Mira, me llamo Virtudes —sí, como la abuela de todo el mundo, pero con más agudeza—, tengo 46 años bien cumplidos, una talla 42 y llevo casada con Rodrigo desde que los políticos prometen lo que no cumplen (o sea, toda la vida).
Hay mañanas en las que una mujer se levanta con el presentimiento de que el universo va a arruinarle el día. Y luego están las mañanas como esta, en las que el universo no se molesta ni en insinuarlo: simplemente entra, se sienta en tu sofá, se sirve tu café y se ríe en tu cara.
Y todo empieza, por supuesto, con un beso.
—¿Ya te vas? —le pregunté, todavía envuelta en la bata de baño y en mi sospecha creciente.
Mi marido, Rodrigo, me besó en la frente como si fuera su tía abuela enferma. Ese fue el primer síntoma. El segundo, que olía a una colonia cara. No a la suya. ¿Tú sabes lo que es oler a “Obsession for Men” cuando en tu casa solo entra “Brut” del supermercado?
—Tengo una reunión temprano —dijo, ajustándose el nudo de la corbata como si fuera James Bond y no un contador que se emociona con las planillas de Excel.
—¿Y esa colonia? —pregunté, con el tono casual de quien pregunta por el clima antes de lanzar una tormenta.
—¿Cuál colonia?
Ah. El clásico. La técnica del espejo retrovisor: mirar hacia atrás y fingir decir cualquier cosa.
—Esa que llevas puesta. No es la que usamos para bodas, bautismos o cuando quieres convencerme de que el lavarropas no explota por tu culpa.
—¿Ah? Debe ser una muestra gratis que me dieron en la oficina. —Y ahí fue cuando supe que me estaba mintiendo. Rodrigo odia las muestras gratis.
Sonrió. Se fue. Y yo me quedé parada en la cocina, con una taza de café que ya sabía amargo antes de dar el primer sorbo.
La cosa es así: yo no soy celosa. En serio. Soy... observadora, analítica. Y sí, tal vez un poco paranoica, pero solo lo justo como para sobrevivir al matrimonio sin perder la dignidad ni el sentido del humor.

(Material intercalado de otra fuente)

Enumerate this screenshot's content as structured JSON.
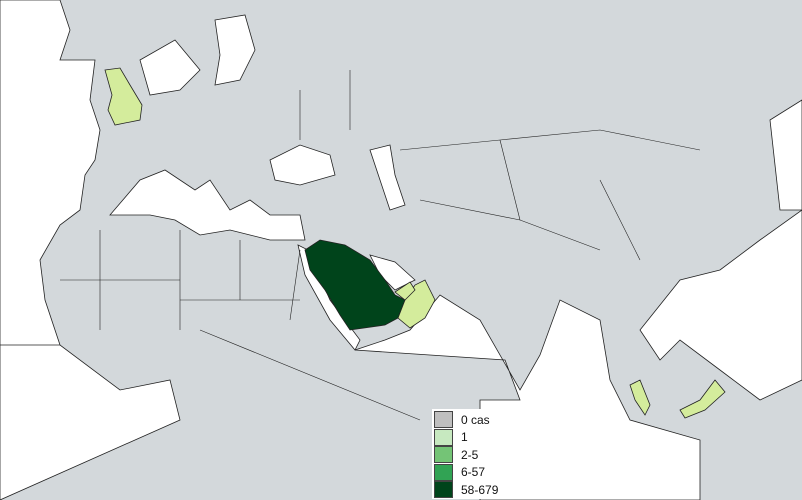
{
  "map": {
    "region": "Europe, Africa, Asia",
    "colors": {
      "land": "#d3d8db",
      "sea": "#ffffff",
      "low": "#d4ec9c"
    },
    "highlighted": [
      {
        "country": "Saudi Arabia",
        "category": "58-679",
        "color": "#00441b"
      },
      {
        "country": "United Kingdom",
        "category": "1",
        "color": "#d4ec9c"
      },
      {
        "country": "Oman",
        "category": "1",
        "color": "#d4ec9c"
      },
      {
        "country": "United Arab Emirates",
        "category": "1",
        "color": "#d4ec9c"
      },
      {
        "country": "Malaysia",
        "category": "1",
        "color": "#d4ec9c"
      }
    ]
  },
  "legend": {
    "items": [
      {
        "label": "0 cas",
        "color": "#bfbfbf"
      },
      {
        "label": "1",
        "color": "#c7e9c0"
      },
      {
        "label": "2-5",
        "color": "#74c476"
      },
      {
        "label": "6-57",
        "color": "#31a354"
      },
      {
        "label": "58-679",
        "color": "#00441b"
      }
    ]
  }
}
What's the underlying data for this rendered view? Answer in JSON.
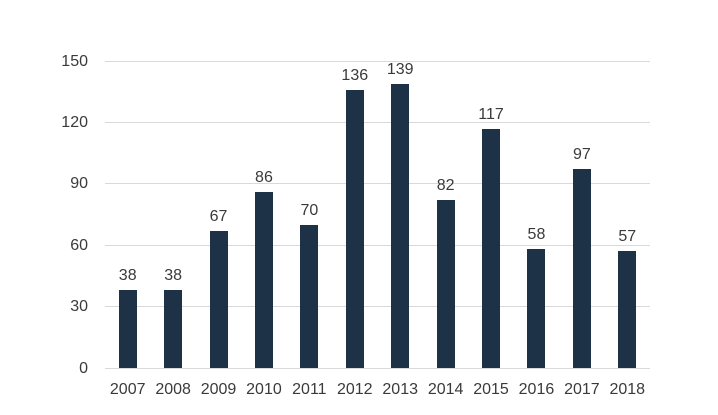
{
  "chart_data": {
    "type": "bar",
    "title": "",
    "xlabel": "",
    "ylabel": "",
    "categories": [
      "2007",
      "2008",
      "2009",
      "2010",
      "2011",
      "2012",
      "2013",
      "2014",
      "2015",
      "2016",
      "2017",
      "2018"
    ],
    "values": [
      38,
      38,
      67,
      86,
      70,
      136,
      139,
      82,
      117,
      58,
      97,
      57
    ],
    "yticks": [
      0,
      30,
      60,
      90,
      120,
      150
    ],
    "ylim": [
      0,
      150
    ],
    "grid": true,
    "legend": false,
    "data_labels": true,
    "colors": {
      "bar": "#1d3147",
      "gridline": "#d9d9d9",
      "axis_text": "#3a3a3a",
      "data_label_text": "#3a3a3a",
      "background": "#ffffff"
    }
  }
}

Rodrigo y yo llevamos ocho años casados, dos mudanzas, una hipoteca y ninguna planta viva. No porque no lo intentáramos, sino porque ni los cactus sobreviven a nuestra vida conyugal.
Y desde hace un par de días, Rodrigo está raro. No extraño, no distinto. Raro.
¿Y saben cuándo empezó todo? El día que lo conoció a Él.
Marlon Gandy. ¿Tú conoces a alguien normal que se llame Marlon Gandy? ¡Eso es nombre de stripper o de actor porno de moda!
Treinta y algo. Sonrisa encantadora. Cejas perfectas. Una de esas personas que parece que camina como la pantera rosa. Rodrigo lo presentó como “un colega”. Lo que puede significar cualquier cosa desde “me ayuda con la contabilidad” hasta “me hace un masaje tántrico con aceites esenciales y gemidos opcionales”.
Desde que Marlon Gandy apareció, Rodrigo sonríe más, se depila las cejas (¡Él! Que una vez me gritó por usar su crema para el pie de atleta), y ha empezado a hablar de cosas como meditación, balance energético y, lo más ofensivo de todo, ensaladas sin carne.
Total, que una noche me depilé hasta las ideas, me planto el pijama de tigresa (el de las ocasiones especiales), me hago la que tiene calor y me quito todo, pero él se duerme, así que cambio de planes y… ¡zas! Le robo el móvil. Y ahí estaba: «Marlon 💕»: «Marlon, hoy no puedo, mi mujer está insoportable». ¡INSOPORTABLE YO! ¡Si yo soy un amor de mujer, que hasta le plancho los calzoncillos con la forma del paquete para que esté cómodo!
Así que me fui al baño a vomitar el alma. No literalmente, eh, que yo controlo. Pero ganas no me faltaron.
Total, que ahora estoy en shock. Porque una cosa es que tu marido te deje por una rubia de 20 años con tetas de silicona y otra muy distinta es que te deje por un hombre que está más bueno que tú. ¡Eso ya es humillación nivel experto!
Y lo peor de todo: que me estoy empezando a caer bien el Marlon este.
Yo no digo todavía que mi marido tiene novio.
Lo mínimo que puedo hacer es averiguar, porque yo no soy de las que se quedan con el “¿y ahora qué?”
¿Tú qué harías, hija? Porque yo ya no sé si llorar, reírme o apuntarme al gimnasio ese donde va Marlon. ¡Ay, Dios, qué cruz!